ドーナル・ラニーとの共演曲「潮の道」。洋子のチンドン、ヒデ坊のチャンゴの他に、中川が三線を弾き、ギターなしの演奏になった。この曲と、同じセットで続いて演奏された「満月の夕」でより優しく、しかし強くなった中川のうたごえを確認した。
「海行かば」とちょっと似た「ホライズン・マーチ」。NHKの「みんなのうた」でかかってもよさそうな曲(え、無茶?)で、親しみやすい、わかりやすい曲が多くなったと思う。

知らない曲はどうしても客のノリが悪く、東京では新曲が少しだれ気味だったのだが、大阪ではおなじみの盛り上がる曲にはさんで新曲を聞かせたり、今回のツアーは、構成がよくできている。不満をいうと全日程だいたい同じ曲目だったらしいこと。ドラマーが初参加なのでいたしかたないところか。

アンコールが2回あり、元ちゃんとサムによる重いリズムに、洋子の和太鼓が冴える「もののけと遊ぶ庭」、そして最後は毎度おなじみ「外交不能性」。たまには違う曲もっていう気もするけど、これで年も越せるってもんですよね、みなさん?

MCによると、今回のツアーのためにリハが10日間。全日、練習後飲みに行ったのだそう。とてもいい感じで、「ひょっとしたらいけるかも知れん」と中川がうれしそうにいう。そしてこれは大阪で「"あー、ソウル・フラワー・ユニオンってニューエストとメスカリンが合体して民謡やってるバンドやろ?"、いう状態から抜け出して『ソウル・フラワー・ユニオン』になった」とMCがあった。まさにその通りだと思った。中川「来年は全国ツアーをする!」。ニューアルバムのレコーディングにもかかるだろうし、いまから来年の活動が待ち遠しい。

コークステップ最終日(12.28)のゲスト「ほろほろ鳥」は、「ほろほろ鳥」と書いた赤提灯をマイクスタンドにとりつけ、ボーカリストとキーボード奏者のみ、朗読ともMCともつかない語りとうたが切れ目なく続く不思議な世界。メンバーの要請により、客席から飛び入りでフィドルのおっちゃんが登場。「エレクトロ・アジール・バップ」などにも参加している太田惠資(けいすけ)さんだった。
「音合わせ」といって壮士演歌を一曲披露した後、まことにスリリングで音楽的な、ライブならではの演奏を聞かせてくれた。「音師」だと思った。本当に飛び入りだったのかどうか知らないけど、うれしいハプニングで得した気分だった。
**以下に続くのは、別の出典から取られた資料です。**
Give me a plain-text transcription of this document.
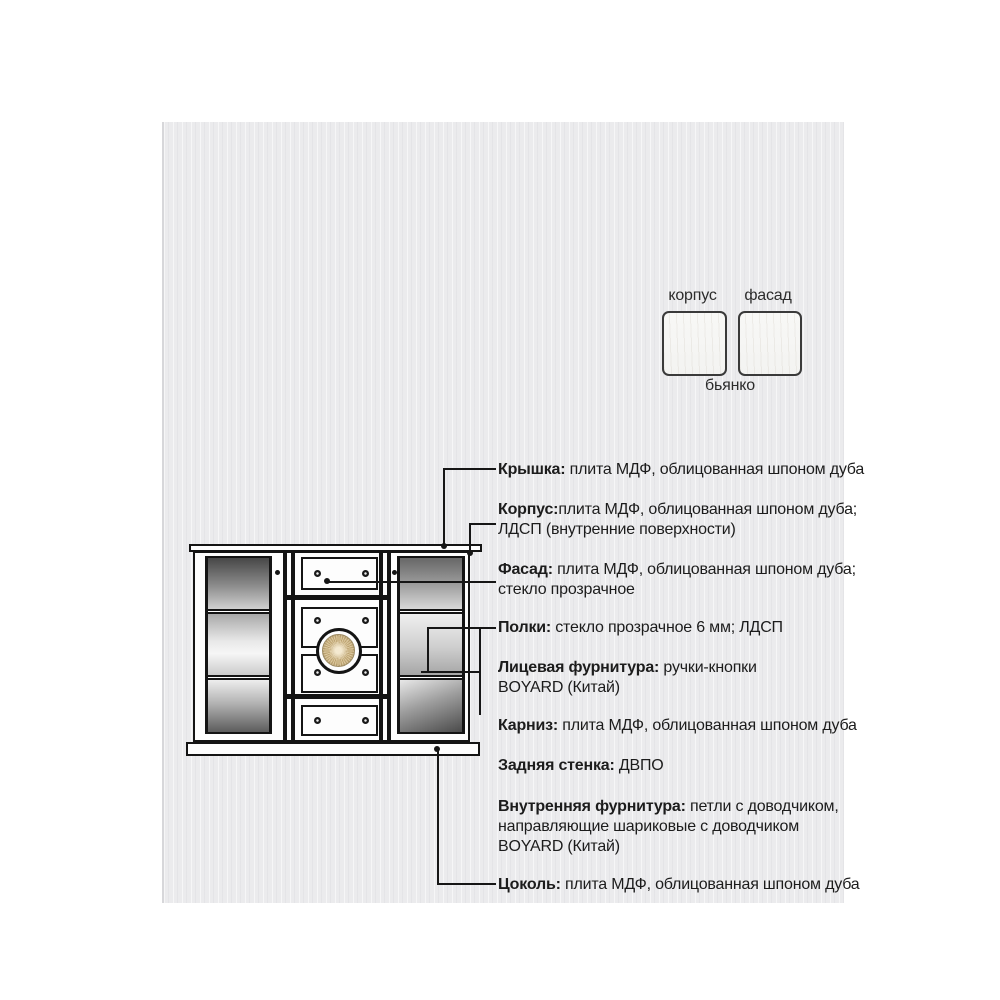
корпус	фасад
бьянко
Крышка: плита МДФ, облицованная шпоном дуба
Корпус:плита МДФ, облицованная шпоном дуба;
ЛДСП (внутренние поверхности)
Фасад: плита МДФ, облицованная шпоном дуба;
стекло прозрачное
Полки: стекло прозрачное 6 мм; ЛДСП
Лицевая фурнитура: ручки-кнопки
BOYARD (Китай)
Карниз: плита МДФ, облицованная шпоном дуба
Задняя стенка: ДВПО
Внутренняя фурнитура: петли с доводчиком,
направляющие шариковые с доводчиком
BOYARD (Китай)
Цоколь: плита МДФ, облицованная шпоном дуба
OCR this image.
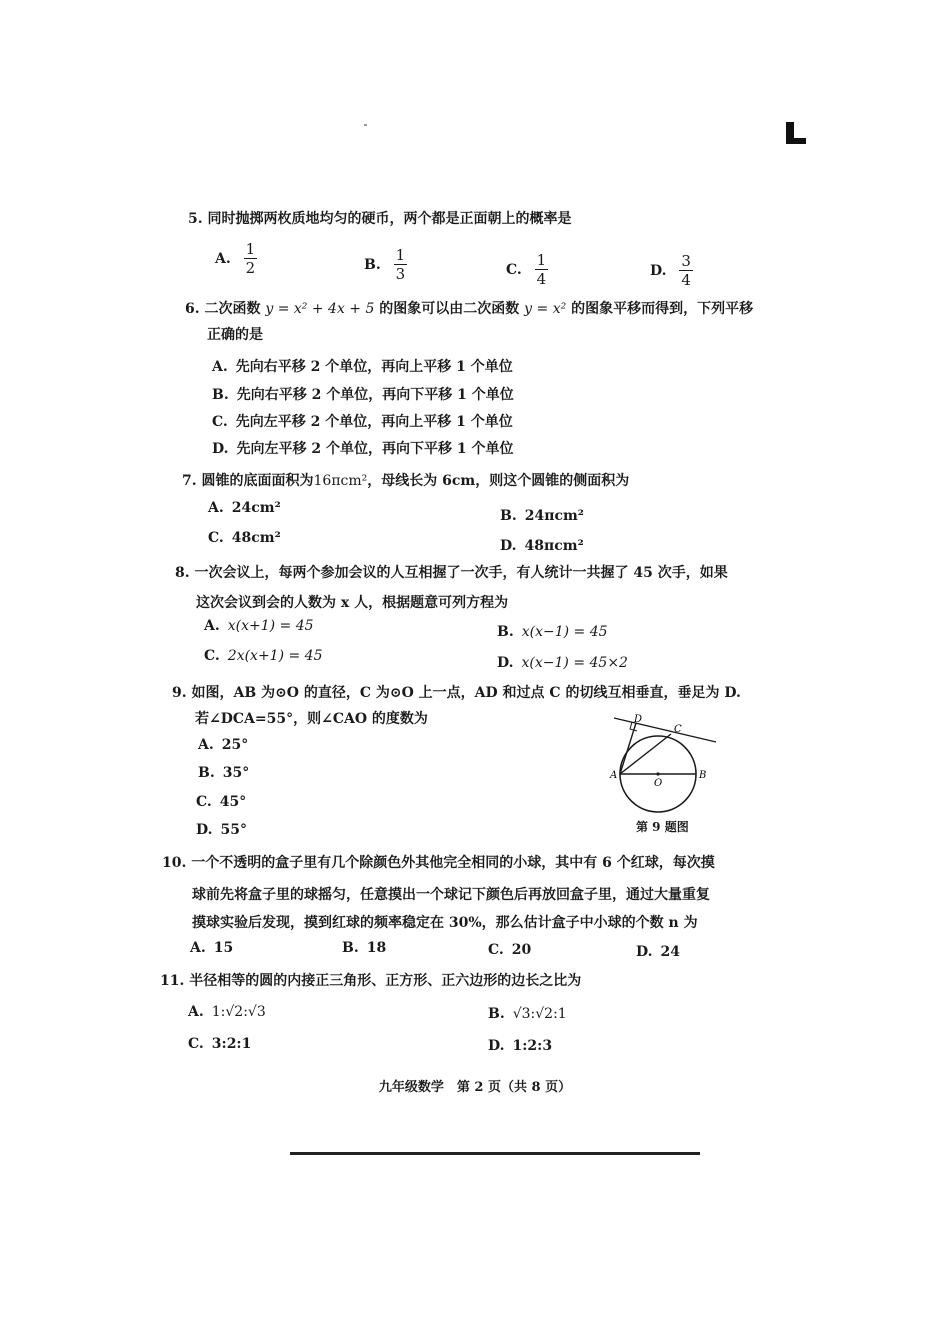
5. 同时抛掷两枚质地均匀的硬币，两个都是正面朝上的概率是
A. $\frac{1}{2}$	B. $\frac{1}{3}$	C. $\frac{1}{4}$	D. $\frac{3}{4}$
6. 二次函数 y = x² + 4x + 5 的图象可以由二次函数 y = x² 的图象平移而得到，下列平移
正确的是
A. 先向右平移 2 个单位，再向上平移 1 个单位
B. 先向右平移 2 个单位，再向下平移 1 个单位
C. 先向左平移 2 个单位，再向上平移 1 个单位
D. 先向左平移 2 个单位，再向下平移 1 个单位
7. 圆锥的底面面积为16πcm²，母线长为 6cm，则这个圆锥的侧面积为
A. 24cm²	B. 24πcm²
C. 48cm²	D. 48πcm²
8. 一次会议上，每两个参加会议的人互相握了一次手，有人统计一共握了 45 次手，如果
这次会议到会的人数为 x 人，根据题意可列方程为
A. x(x+1) = 45	B. x(x−1) = 45
C. 2x(x+1) = 45	D. x(x−1) = 45×2
9. 如图，AB 为⊙O 的直径，C 为⊙O 上一点，AD 和过点 C 的切线互相垂直，垂足为 D.
若∠DCA=55°，则∠CAO 的度数为
A. 25°
B. 35°
C. 45°
D. 55°
D
C
A
O
B
第 9 题图
10. 一个不透明的盒子里有几个除颜色外其他完全相同的小球，其中有 6 个红球，每次摸
球前先将盒子里的球摇匀，任意摸出一个球记下颜色后再放回盒子里，通过大量重复
摸球实验后发现，摸到红球的频率稳定在 30%，那么估计盒子中小球的个数 n 为
A. 15	B. 18	C. 20	D. 24
11. 半径相等的圆的内接正三角形、正方形、正六边形的边长之比为
A. 1:√2:√3	B. √3:√2:1
C. 3:2:1	D. 1:2:3
九年级数学　第 2 页（共 8 页）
まさかと思っていたのだが、太郎は本当にやめてしまったらしい。だが、コークステップ最終日にソウルフラワー歴代ドラマーのベン、マー坊、太郎、元ちゃんが楽屋で記念撮影をしたとか。中川が「こんどの魂花時報の表紙やなと思てる」というので「マジ?」という声が客席からあがるが、どうも本当だったんだろうな。やめるからといってこれからもいろんな形でつきあいは続いていくのだろうか。

そして、東京ではどうも影が薄かった洋子だが、大阪では曲目も増え、中盤は「洋子タイム」みたいな感じ、「霧の雫」「ひぐらし」「テル・ママ」などおなじみの名曲をじっくり聴くことができた。最後の「もののけと遊ぶ庭」での和太鼓はすごく存在感あった。
このライブの直前にソウルフラワー・オフィスの方から「洋子は来年ソウル・フラワー・ユニオンのパーマネントメンバーではなくなる」という通知をもらっていて、東京のライブでの影の薄さが「やはり脱退をにおわせるものだったのか」とちょっと不満に思っていたのだが、大阪のライブで洋子の魅力を再確認した。そしてソウル・フラワー・ユニオンのきずなの強さのようなものも。

23日神戸市役所前、モノノケにはひさしぶりに参加した洋子がすごくさばさばしていたのが印象的だった。そして太郎もモノノケでこれからも姿を見ることができるだろうか。太郎さん、洋子さん、それぞれの道での今後の活躍に期待します。